Researchers Battle Genetic Diversity of Virus in Search for HIV Vaccine

BETHESDA, MD—While the hunt for an HIV vaccine has run into a number of roadblocks the past few years, researchers are still meticulously searching for aspects of the virus and the transmission process that could prove to be viable targets for future interventions. NIH grantee Cynthia Derdeyn, PhD, is at the forefront of HIV vaccine research. She and her colleagues at Emory University have been exploring the dynamics of HIV sexual transmission—research that has led to a number of discoveries that could prove fruitful in the creation of a vaccine.

Virus as Escape Artist

One of the fascinating and frustrating aspects of the HIV virus is its genetic variance. The virus mutates within a single individual at an incredibly high rate, so the population of viruses in a single patient becomes genetically more diverse as time goes by. This creates a significant problem for the development of any vaccine treatment, and also results in resistance to current anti-viral drugs.

Several years ago, Derdeyn was one of a team of researchers who discovered that the virus goes through a “genetic bottleneck” at the time of infection. This meant that, at the moment of infection, the genetic variance of the virus within the newly infected individual was at an all-time low and might be more susceptible to therapies.

Derdeyn went on to focus the research on the very early immune responses individuals mount against the virus, and how HIV is able to escape from those responses. “We know from our work that most newly infected subjects mount a highly strain-specific neutralizing antibody response against the infecting virus, and the virus escapes. This is pretty well established. But our research gets to the question of why and how does this occur,” Derdeyn explained to an auditorium of HIV researchers on the NIH campus last month.

An ongoing study looking at discordant heterosexual couples in Zambia and Rwanda, where one partner was HIV-positive and the other was negative at time of enrollment, has allowed Derdeyn and her colleagues to get a look at HIV infection early in the process. “The couple will come in every few months and there will be counseling for the uninfected partner, and they’ll be given condoms to reduce the threat of transmission, but still about 8% of pairs would transmit every year,” she explained. “And because they come in frequently, we’re able to monitor them for infection. Sometimes we get people who are antigen positive and antibody negative—before they seroconvert.”

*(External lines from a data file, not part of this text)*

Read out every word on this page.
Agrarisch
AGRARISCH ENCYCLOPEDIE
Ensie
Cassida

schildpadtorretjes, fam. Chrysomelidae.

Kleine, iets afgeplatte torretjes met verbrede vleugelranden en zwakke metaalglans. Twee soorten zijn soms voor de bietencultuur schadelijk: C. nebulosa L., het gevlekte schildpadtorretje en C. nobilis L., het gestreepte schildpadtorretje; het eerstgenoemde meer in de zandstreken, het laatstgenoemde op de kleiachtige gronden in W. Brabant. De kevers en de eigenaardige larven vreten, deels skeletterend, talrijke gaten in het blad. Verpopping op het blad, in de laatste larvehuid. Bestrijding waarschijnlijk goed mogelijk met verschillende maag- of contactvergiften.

It is this research that has revealed a small window after infection when the virus stays homogeneous. “But as soon as you get immune responses, the virus diversifies again and becomes a quasispecies,” Derdeyn said.

The study investigators have attempted to map how the virus was eventually able to escape from neutralizing antibodies (Nab). Looking at three specific patients—two from Zambia and one from Rwanda—the researchers were able to recover monoclonal antibodies that were present in the patients at the early stages of infection.

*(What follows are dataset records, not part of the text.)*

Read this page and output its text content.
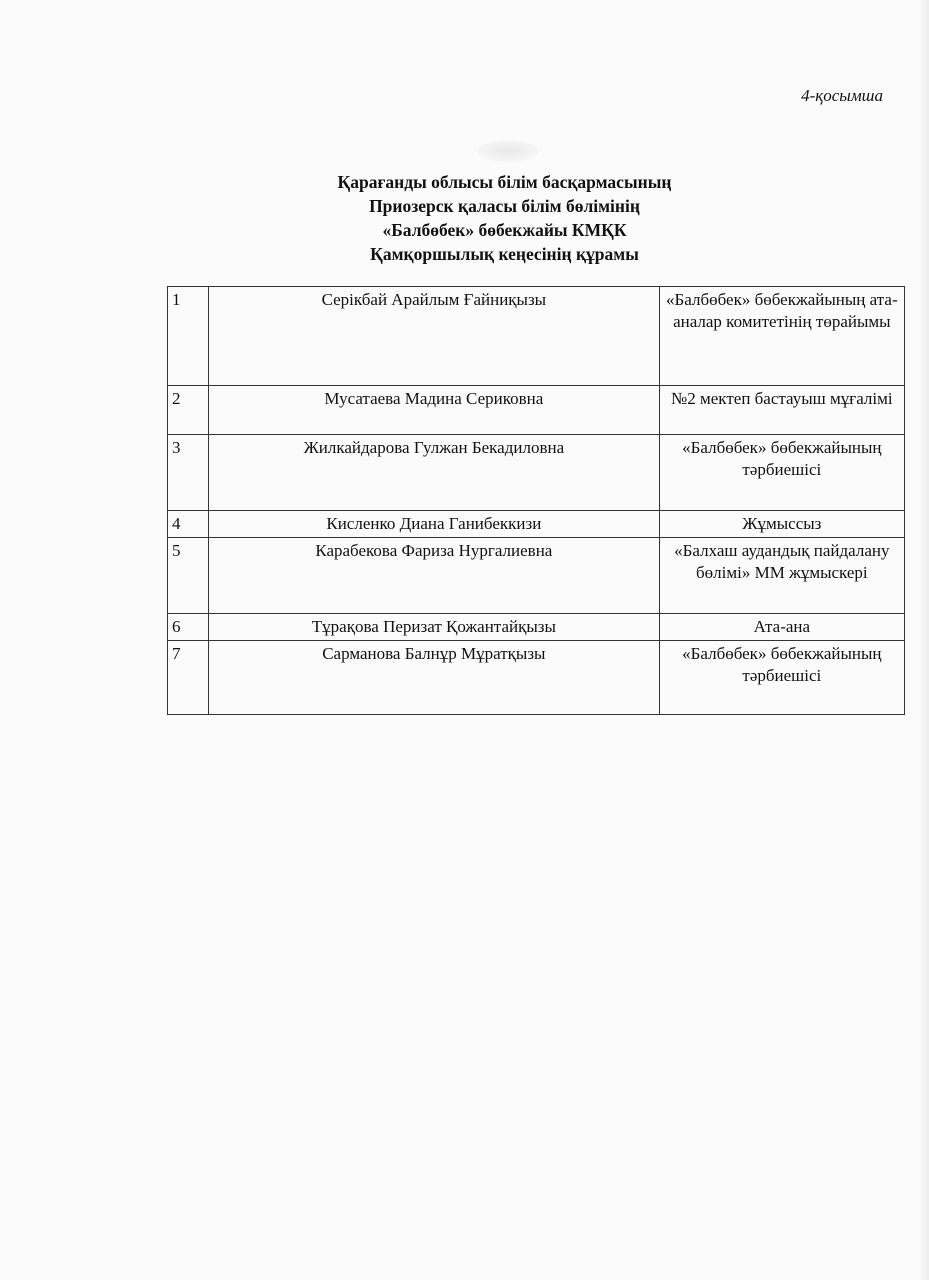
4-қосымша
Қарағанды облысы білім басқармасының
Приозерск қаласы білім бөлімінің
«Балбөбек» бөбекжайы КМҚК
Қамқоршылық кеңесінің құрамы
1	Серікбай Арайлым Ғайниқызы	«Балбөбек» бөбекжайының ата-аналар комитетінің төрайымы
2	Мусатаева Мадина Сериковна	№2 мектеп бастауыш мұғалімі
3	Жилкайдарова Гулжан Бекадиловна	«Балбөбек» бөбекжайының тәрбиешісі
4	Кисленко Диана Ганибеккизи	Жұмыссыз
5	Карабекова Фариза Нургалиевна	«Балхаш аудандық пайдалану бөлімі» ММ жұмыскері
6	Тұрақова Перизат Қожантайқызы	Ата-ана
7	Сарманова Балнұр Мұратқызы	«Балбөбек» бөбекжайының тәрбиешісі
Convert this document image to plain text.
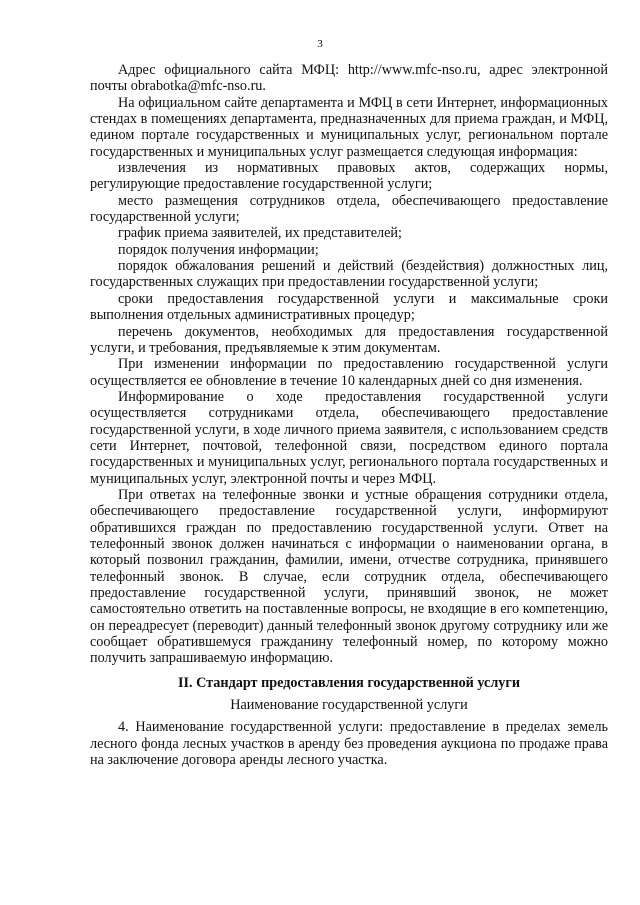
3

Адрес официального сайта МФЦ: http://www.mfc-nso.ru, адрес электронной почты obrabotka@mfc-nso.ru.

На официальном сайте департамента и МФЦ в сети Интернет, информационных стендах в помещениях департамента, предназначенных для приема граждан, и МФЦ, едином портале государственных и муниципальных услуг, региональном портале государственных и муниципальных услуг размещается следующая информация:

извлечения из нормативных правовых актов, содержащих нормы, регулирующие предоставление государственной услуги;

место размещения сотрудников отдела, обеспечивающего предоставление государственной услуги;

график приема заявителей, их представителей;

порядок получения информации;

порядок обжалования решений и действий (бездействия) должностных лиц, государственных служащих при предоставлении государственной услуги;

сроки предоставления государственной услуги и максимальные сроки выполнения отдельных административных процедур;

перечень документов, необходимых для предоставления государственной услуги, и требования, предъявляемые к этим документам.

При изменении информации по предоставлению государственной услуги осуществляется ее обновление в течение 10 календарных дней со дня изменения.

Информирование о ходе предоставления государственной услуги осуществляется сотрудниками отдела, обеспечивающего предоставление государственной услуги, в ходе личного приема заявителя, с использованием средств сети Интернет, почтовой, телефонной связи, посредством единого портала государственных и муниципальных услуг, регионального портала государственных и муниципальных услуг, электронной почты и через МФЦ.

При ответах на телефонные звонки и устные обращения сотрудники отдела, обеспечивающего предоставление государственной услуги, информируют обратившихся граждан по предоставлению государственной услуги. Ответ на телефонный звонок должен начинаться с информации о наименовании органа, в который позвонил гражданин, фамилии, имени, отчестве сотрудника, принявшего телефонный звонок. В случае, если сотрудник отдела, обеспечивающего предоставление государственной услуги, принявший звонок, не может самостоятельно ответить на поставленные вопросы, не входящие в его компетенцию, он переадресует (переводит) данный телефонный звонок другому сотруднику или же сообщает обратившемуся гражданину телефонный номер, по которому можно получить запрашиваемую информацию.

II. Стандарт предоставления государственной услуги

Наименование государственной услуги

4. Наименование государственной услуги: предоставление в пределах земель лесного фонда лесных участков в аренду без проведения аукциона по продаже права на заключение договора аренды лесного участка.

“It looks like the early antibody response is at least of limited specificity if not monospecific in these patients and [the antibodies seem to target] exposed or external, surface areas of the virus,” Derdeyn explained.

Derdeyn and her colleagues have concluded that HIV infection leads to many different immunological outcomes, each with unique Nab targets and escape pathways. “This likely reflects the genetic diversity of the viral envelope and the host B cell response.”

The Role of B Cells

This finding has led Derdeyn’s team to begin looking at how B cells—lymphocytes that have a large role in humoral immune response—are affected by HIV infection. While it has been established that B cell dysfunction occurs in HIV infection, it is unknown what causes this and how it affects production of Nabs.

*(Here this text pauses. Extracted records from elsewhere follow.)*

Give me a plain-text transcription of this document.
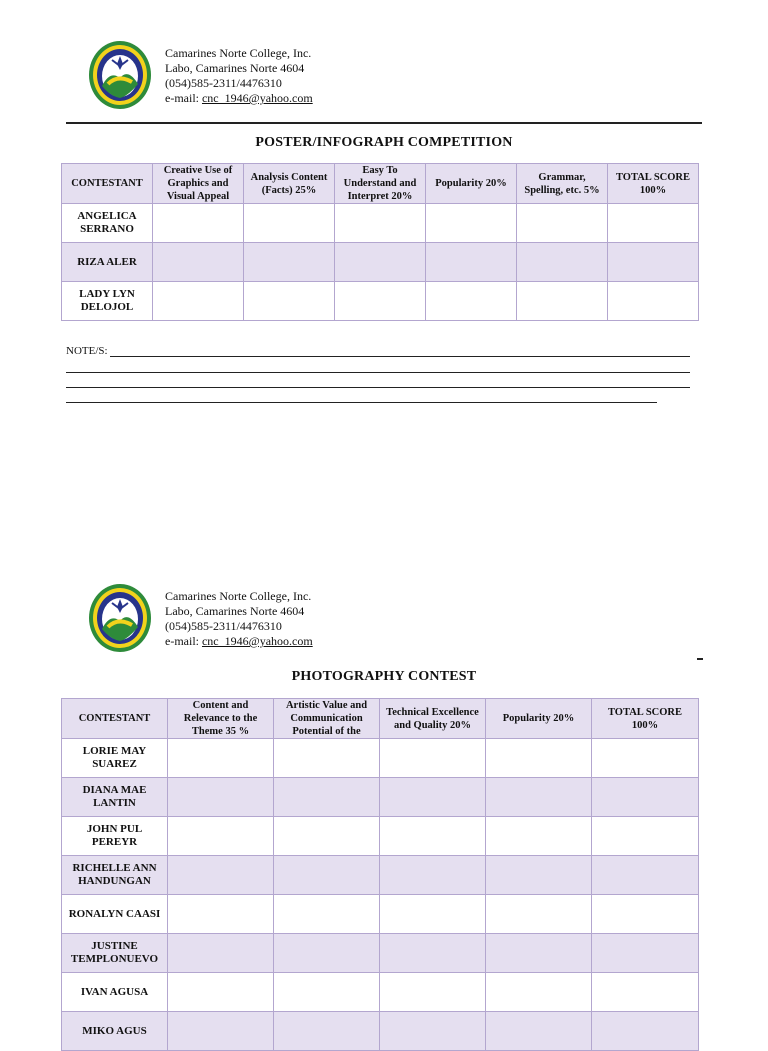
Camarines Norte College, Inc.
Labo, Camarines Norte 4604
(054)585-2311/4476310
e-mail: cnc_1946@yahoo.com
POSTER/INFOGRAPH COMPETITION
CONTESTANT	Creative Use of Graphics and Visual Appeal	Analysis Content (Facts) 25%	Easy To Understand and Interpret 20%	Popularity 20%	Grammar, Spelling, etc. 5%	TOTAL SCORE 100%
ANGELICA SERRANO						
RIZA ALER						
LADY LYN DELOJOL						
NOTE/S:
Camarines Norte College, Inc.
Labo, Camarines Norte 4604
(054)585-2311/4476310
e-mail: cnc_1946@yahoo.com
PHOTOGRAPHY CONTEST
CONTESTANT	Content and Relevance to the Theme 35 %	Artistic Value and Communication Potential of the	Technical Excellence and Quality 20%	Popularity 20%	TOTAL SCORE 100%
LORIE MAY SUAREZ					
DIANA MAE LANTIN					
JOHN PUL PEREYR					
RICHELLE ANN HANDUNGAN					
RONALYN CAASI					
JUSTINE TEMPLONUEVO					
IVAN AGUSA					
MIKO AGUS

While research has been done in inhibitory receptors in T cell dysfunction, Derdeyn’s team was the first to take a close look at how those receptors—PD-1 and BTLA—are involved in B cell dysfunction urging chronic HIV infection. PD-1 is involved in the development of aberrant hyperactivation and immune exhaustion during chronic viral infections. BTLA (B and T lymphocyte attenuator) has been shown in mouse studies to be important in maintaining tolerance and avoiding autoimmunity.

Derdeyn found that both of the receptors are altered on B cells during HIV infection, with PD-1 seen at a higher rate and BTLA seen at a lower rate. There was also correlation with viral load, with a higher viral load showing higher PD-1 and a lower BTLA.

“These two inhibitor receptors, previously recognized mostly for their effect on T cells, could play a role in B cell dysregulation,” Derdeyn noted. “And these receptors may be considered for interventions.”